The Bund is the foundation of the Eurozone. It is the risk-free rate and the safe haven during market stress phases. In fact, during the fear phase of a possible Eurozone recession in 2019, even before the pandemic-era QE, the demand for Bunds was so strong that yields paradoxically fell into negative territory. Much higher Bund yields will significantly increase the financing costs for all other Eurozone sovereign states. The spreads on Bunds of the most indebted economies, such as Italy, are already very narrow. It is unlikely that they will fall much below current levels. If the new long-term bond yield level for the other major Eurozone countries is now 4-5%, this will have significant implications for the debt sustainability of these countries. In fact, it is likely that with more Bunds to buy, markets will put more pressure on these countries to reduce their huge debts, through tax increases or public spending cuts.
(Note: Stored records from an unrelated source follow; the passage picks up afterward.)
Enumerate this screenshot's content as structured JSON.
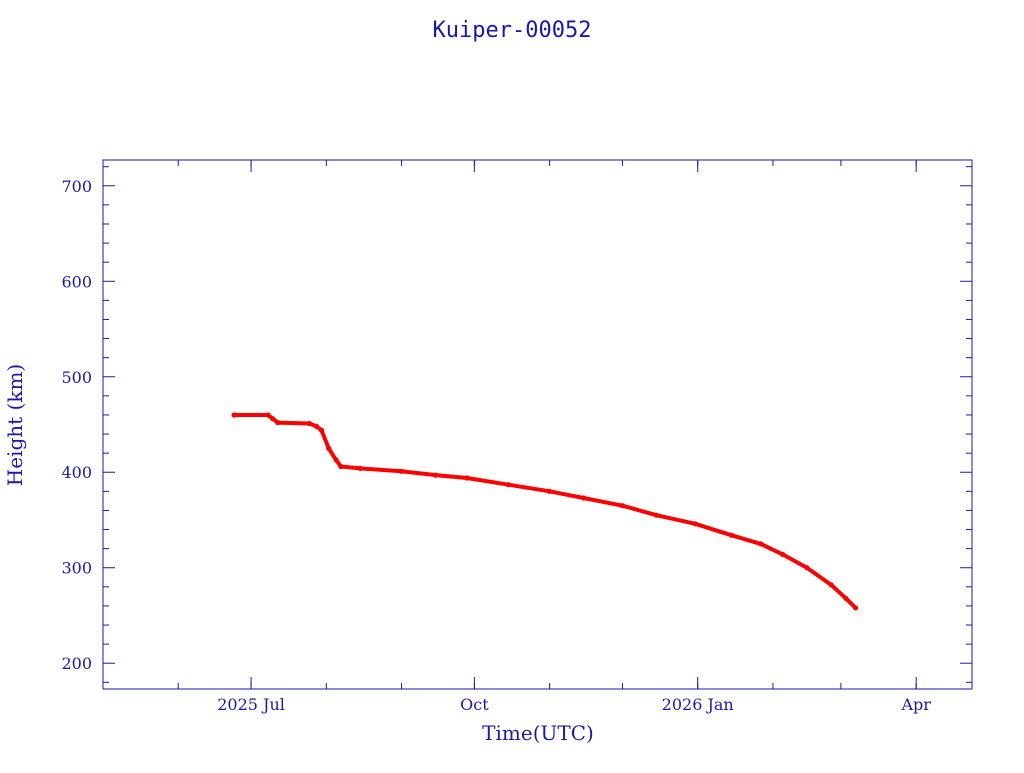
{
  "chart_data": {
    "type": "scatter",
    "title": "Kuiper-00052",
    "xlabel": "Time(UTC)",
    "ylabel": "Height (km)",
    "x_ticks": [
      {
        "date": "2025-07-01",
        "label": "2025 Jul"
      },
      {
        "date": "2025-10-01",
        "label": "Oct"
      },
      {
        "date": "2026-01-01",
        "label": "2026 Jan"
      },
      {
        "date": "2026-04-01",
        "label": "Apr"
      }
    ],
    "x_range": [
      "2025-05-01",
      "2026-04-24"
    ],
    "y_ticks": [
      200,
      300,
      400,
      500,
      600,
      700
    ],
    "ylim": [
      173,
      727
    ],
    "grid": false,
    "series": [
      {
        "color": "#ff0000",
        "points": [
          [
            "2025-06-24",
            460
          ],
          [
            "2025-07-08",
            460
          ],
          [
            "2025-07-10",
            456
          ],
          [
            "2025-07-12",
            452
          ],
          [
            "2025-07-25",
            451
          ],
          [
            "2025-07-28",
            448
          ],
          [
            "2025-07-30",
            444
          ],
          [
            "2025-08-02",
            425
          ],
          [
            "2025-08-05",
            413
          ],
          [
            "2025-08-07",
            406
          ],
          [
            "2025-08-15",
            404
          ],
          [
            "2025-09-01",
            401
          ],
          [
            "2025-09-15",
            397
          ],
          [
            "2025-09-28",
            394
          ],
          [
            "2025-10-15",
            387
          ],
          [
            "2025-11-01",
            380
          ],
          [
            "2025-11-15",
            373
          ],
          [
            "2025-12-01",
            365
          ],
          [
            "2025-12-15",
            355
          ],
          [
            "2025-12-31",
            346
          ],
          [
            "2026-01-15",
            334
          ],
          [
            "2026-01-27",
            325
          ],
          [
            "2026-02-05",
            314
          ],
          [
            "2026-02-15",
            300
          ],
          [
            "2026-02-25",
            282
          ],
          [
            "2026-03-03",
            268
          ],
          [
            "2026-03-07",
            258
          ]
        ]
      }
    ]
  }
}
The yields of Bunds are also the anchor of global bond markets. Germany has by far the best fiscal fundamentals not only in Europe, but among the major markets globally. These characteristics mean that all other bonds, including those of the United States, are valued in relation to Bunds. Even if Bunds will now become less scarce compared to other markets, Germany will continue to have the best fiscal fundamentals, even with the large debt expansion announced last night. Since many global bond yields are traded in relation to Bunds, the action of the German government is equivalent to increasing the global risk-free bond rate. Even US Treasuries, historically the center of all bond markets, could over time undergo a significant sell-off in response to higher Bund yields.